In 1939 Hitler invades Czechoslovakia.  The country’s leading scientist, Dr. Axel Bomasch (James Harcourt) is sought by the Gestapo.  Bomasch is the inventor of a new armor plating technique that the German’s are anxious to get their hands on.  Bomasch manages to flee to England but his daughter, Anna (Margaret Lockwood), is captured and sent to a concentration camp. 

At the camp, Anna meets another detainee, Karl Marsen (Paul Henreid).  Marsen is really a Gestapo agent who is attempting to find out where Anna’s father is hiding.  To gain Anna’s trust, Karl arranges for them to escape the camp and make their way to England.  Through various contacts Anna is eventually sent to see a street musician named Gus Bennett (Rex Harrison).  Gus’s real name is Dickie Randall, and he is a British agent.  He reunites Anna with her father, but the Nazis are watching.

When the Nazis find out where Dr. Bomasch is hiding they devise a plan to capture Bomasch and his daughter and bring them to Germany to serve the Reich.  Dickie must go undercover as a Nazi agent, Major Herzoff, to try to stop the Nazis before Bomasch and Anna reach Munich. 

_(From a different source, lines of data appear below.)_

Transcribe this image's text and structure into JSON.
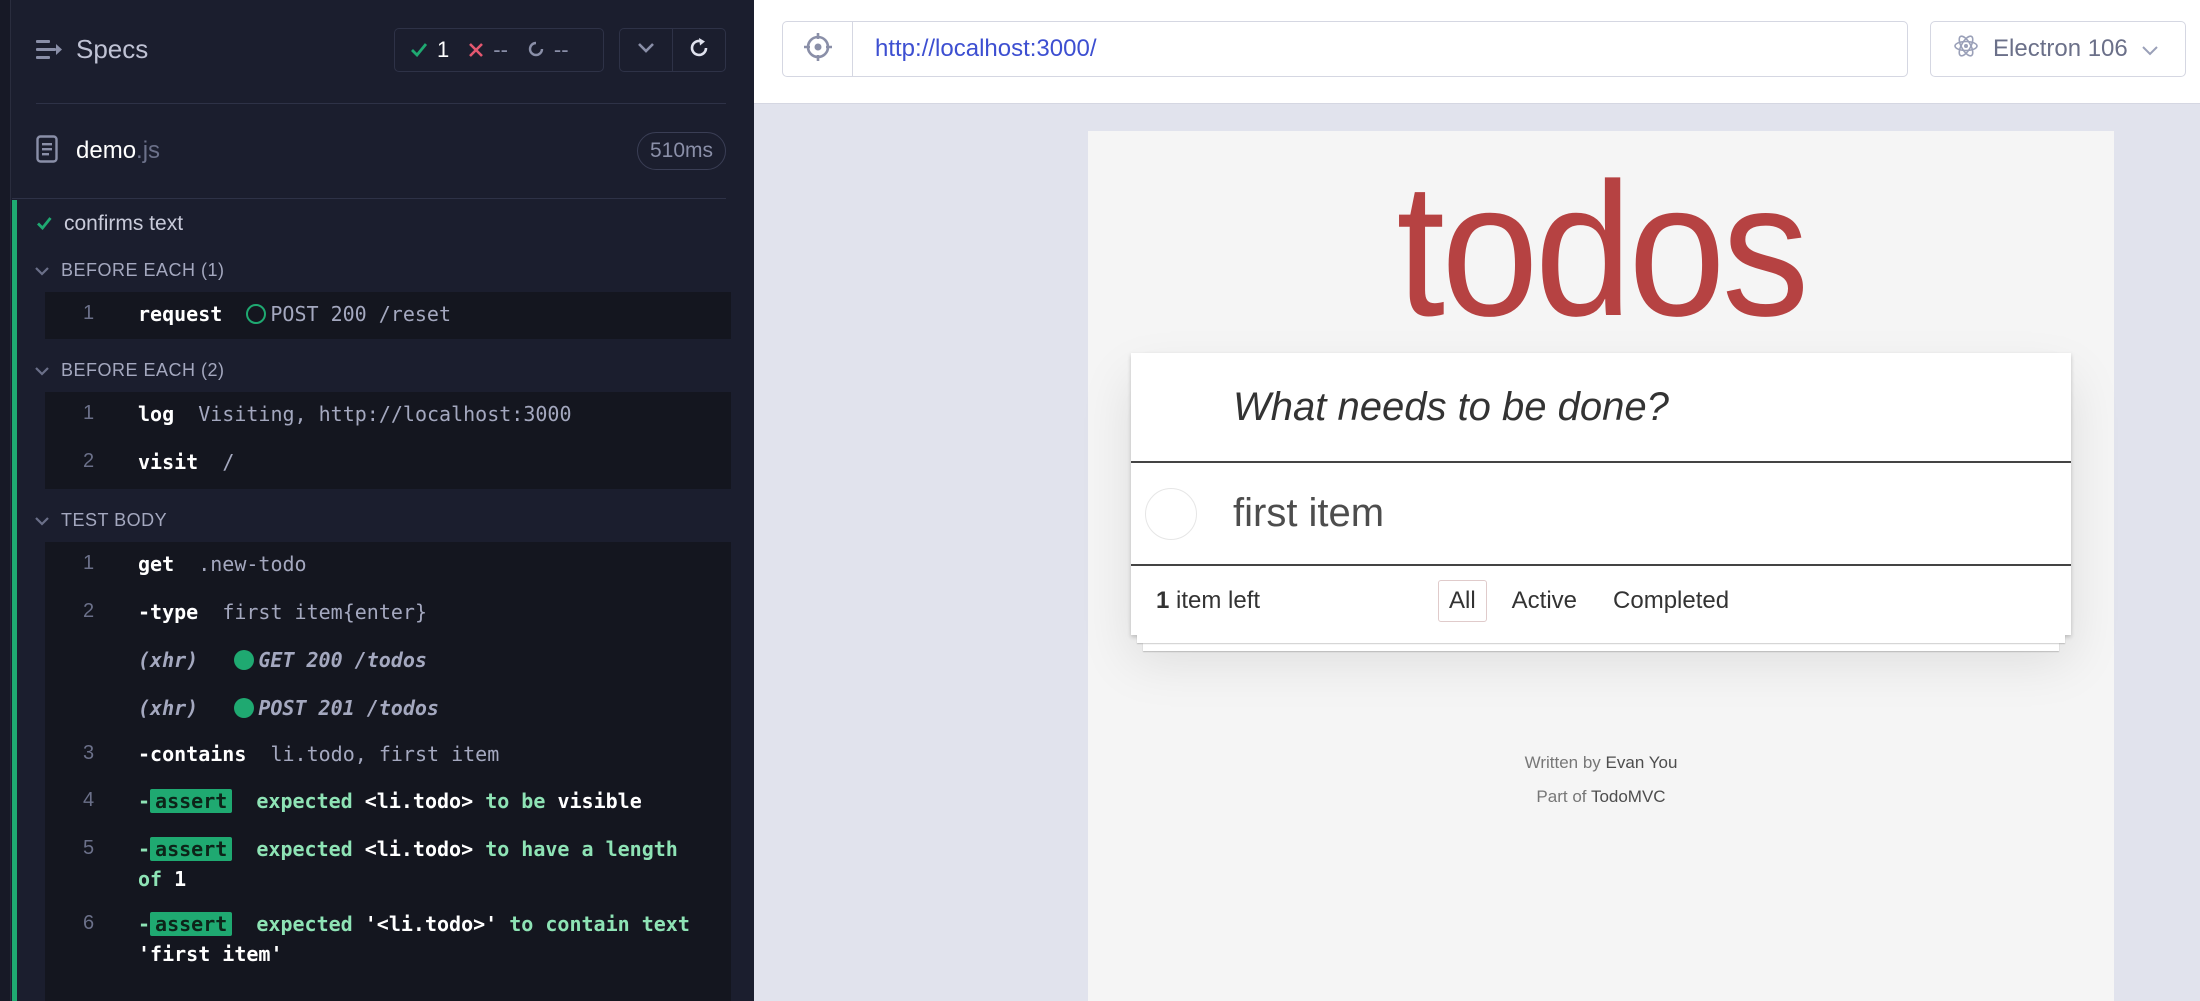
{
  "reporter": {
    "specs_label": "Specs",
    "stats": {
      "passed": "1",
      "failed": "--",
      "pending": "--"
    },
    "file": {
      "name": "demo",
      "ext": ".js",
      "duration": "510ms"
    },
    "test": {
      "title": "confirms text",
      "hook1": {
        "label": "BEFORE EACH (1)",
        "cmds": [
          {
            "n": "1",
            "name": "request",
            "msg": "POST 200 /reset"
          }
        ]
      },
      "hook2": {
        "label": "BEFORE EACH (2)",
        "cmds": [
          {
            "n": "1",
            "name": "log",
            "msg": "Visiting, http://localhost:3000"
          },
          {
            "n": "2",
            "name": "visit",
            "msg": "/"
          }
        ]
      },
      "body": {
        "label": "TEST BODY",
        "c1": {
          "n": "1",
          "name": "get",
          "msg": ".new-todo"
        },
        "c2": {
          "n": "2",
          "name": "-type",
          "msg": "first item{enter}"
        },
        "xhr1": {
          "tag": "(xhr)",
          "msg": "GET 200 /todos"
        },
        "xhr2": {
          "tag": "(xhr)",
          "msg": "POST 201 /todos"
        },
        "c3": {
          "n": "3",
          "name": "-contains",
          "msg": "li.todo, first item"
        },
        "c4": {
          "n": "4",
          "dash": "-",
          "badge": "assert",
          "p1": "expected",
          "p2": "<li.todo>",
          "p3": "to be",
          "p4": "visible"
        },
        "c5": {
          "n": "5",
          "dash": "-",
          "badge": "assert",
          "p1": "expected",
          "p2": "<li.todo>",
          "p3": "to have a length",
          "line2": "of",
          "p4": "1"
        },
        "c6": {
          "n": "6",
          "dash": "-",
          "badge": "assert",
          "p1": "expected",
          "p2": "'<li.todo>'",
          "p3": "to contain text",
          "line2": "'first item'"
        }
      }
    }
  },
  "aut": {
    "url": "http://localhost:3000/",
    "browser": "Electron 106",
    "app": {
      "title": "todos",
      "new_todo_placeholder": "What needs to be done?",
      "items": [
        {
          "label": "first item",
          "completed": false
        }
      ],
      "count_num": "1",
      "count_text": "item left",
      "filters": {
        "all": "All",
        "active": "Active",
        "completed": "Completed"
      },
      "info": {
        "written_prefix": "Written by",
        "author": "Evan You",
        "part_prefix": "Part of",
        "project": "TodoMVC"
      }
    }
  },
  "colors": {
    "pass": "#1fa971",
    "fail": "#e45770",
    "link": "#3d4fd1",
    "todos_title": "#af2f2f"
  }
}
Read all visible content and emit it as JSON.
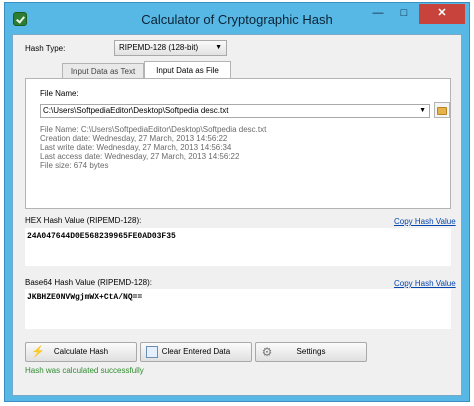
{
  "window": {
    "title": "Calculator of Cryptographic Hash",
    "controls": {
      "minimize": "—",
      "maximize": "□",
      "close": "✕"
    }
  },
  "hash_type": {
    "label": "Hash Type:",
    "selected": "RIPEMD-128 (128-bit)"
  },
  "tabs": [
    {
      "label": "Input Data as Text",
      "active": false
    },
    {
      "label": "Input Data as File",
      "active": true
    }
  ],
  "file": {
    "label": "File Name:",
    "path": "C:\\Users\\SoftpediaEditor\\Desktop\\Softpedia desc.txt",
    "info": [
      "File Name: C:\\Users\\SoftpediaEditor\\Desktop\\Softpedia desc.txt",
      "Creation date: Wednesday, 27 March, 2013 14:56:22",
      "Last write date: Wednesday, 27 March, 2013 14:56:34",
      "Last access date: Wednesday, 27 March, 2013 14:56:22",
      "File size: 674 bytes"
    ]
  },
  "hex": {
    "label": "HEX Hash Value (RIPEMD-128):",
    "copy": "Copy Hash Value",
    "value": "24A047644D0E568239965FE0AD03F35"
  },
  "base64": {
    "label": "Base64 Hash Value (RIPEMD-128):",
    "copy": "Copy Hash Value",
    "value": "JKBHZE0NVWgjmWX+CtA/NQ=="
  },
  "buttons": {
    "calculate": "Calculate Hash",
    "clear": "Clear Entered Data",
    "settings": "Settings"
  },
  "status": "Hash was calculated successfully",
  "colors": {
    "title_bar": "#57b8e6",
    "close_button": "#c7433c",
    "link": "#0645ad",
    "status_ok": "#2f8c2f"
  },
  "icons": {
    "app": "shield-check-icon",
    "browse": "folder-icon",
    "calculate": "lightning-icon",
    "clear": "document-icon",
    "settings": "gear-icon"
  }
}
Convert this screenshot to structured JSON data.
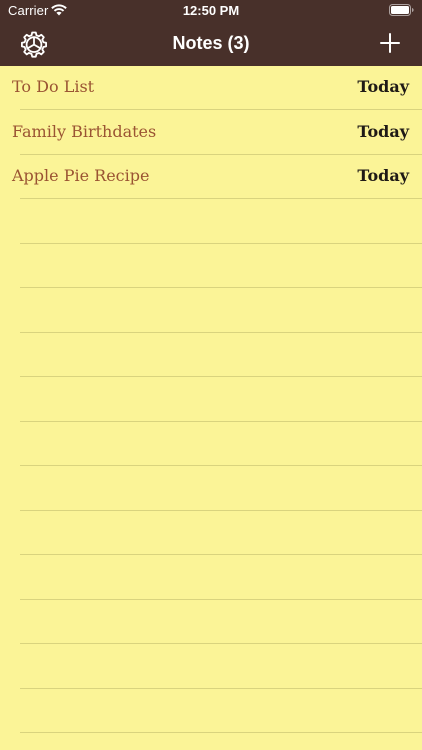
{
  "status_bar": {
    "carrier": "Carrier",
    "time": "12:50 PM",
    "icons": [
      "wifi-icon",
      "battery-icon"
    ]
  },
  "nav": {
    "title": "Notes (3)",
    "left_icon": "settings-gear-icon",
    "right_icon": "plus-icon"
  },
  "notes": [
    {
      "title": "To Do List",
      "date": "Today"
    },
    {
      "title": "Family Birthdates",
      "date": "Today"
    },
    {
      "title": "Apple Pie Recipe",
      "date": "Today"
    }
  ],
  "colors": {
    "header_background": "#48302a",
    "paper_background": "#fbf497",
    "note_title": "#9a5433",
    "note_date": "#1f1a16",
    "rule_line": "#d9d37e"
  }
}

Karl becomes suspicious of Dickie and begins and investigation on him.  When he learns that there is no such person as Major Herzoff, Karl plans on having Dickie arrested once the train they are on arrives in Munich.  Dickie ends up relying on a couple British travelers, Caldicott (Naunton Wayne) and Charters (Basil Radford) to help him defeat Karl and his minions and free Bomasch and his daughter.

“Night Train To Munich” was released in 1940 and was directed by Carol Reed.  It is a British espionage thriller.  The film was based on a 1939 short story by Gordon Wellesley called “Report on a Fugitive”.

The film is quite often compared to “The Lady Vanishes” 1938 by Alfred Hitchcock.  There are quite a few similarities, even the comic relief in the form of Naunton Wayne and Basil Radford reprising their roles as Caldicott and Charters. 

There are a couple other areas that reminded me a little of Hitchcock’s film.  Even the writers, Sidney Gilliat and Frank Launder, wrote both screenplays.  Although they both have a similar feel, they have enough differences to make them both fun in their own way.  I found the movie to be every bit as intriguing and captivating as if it were in Hitchcock’s hands.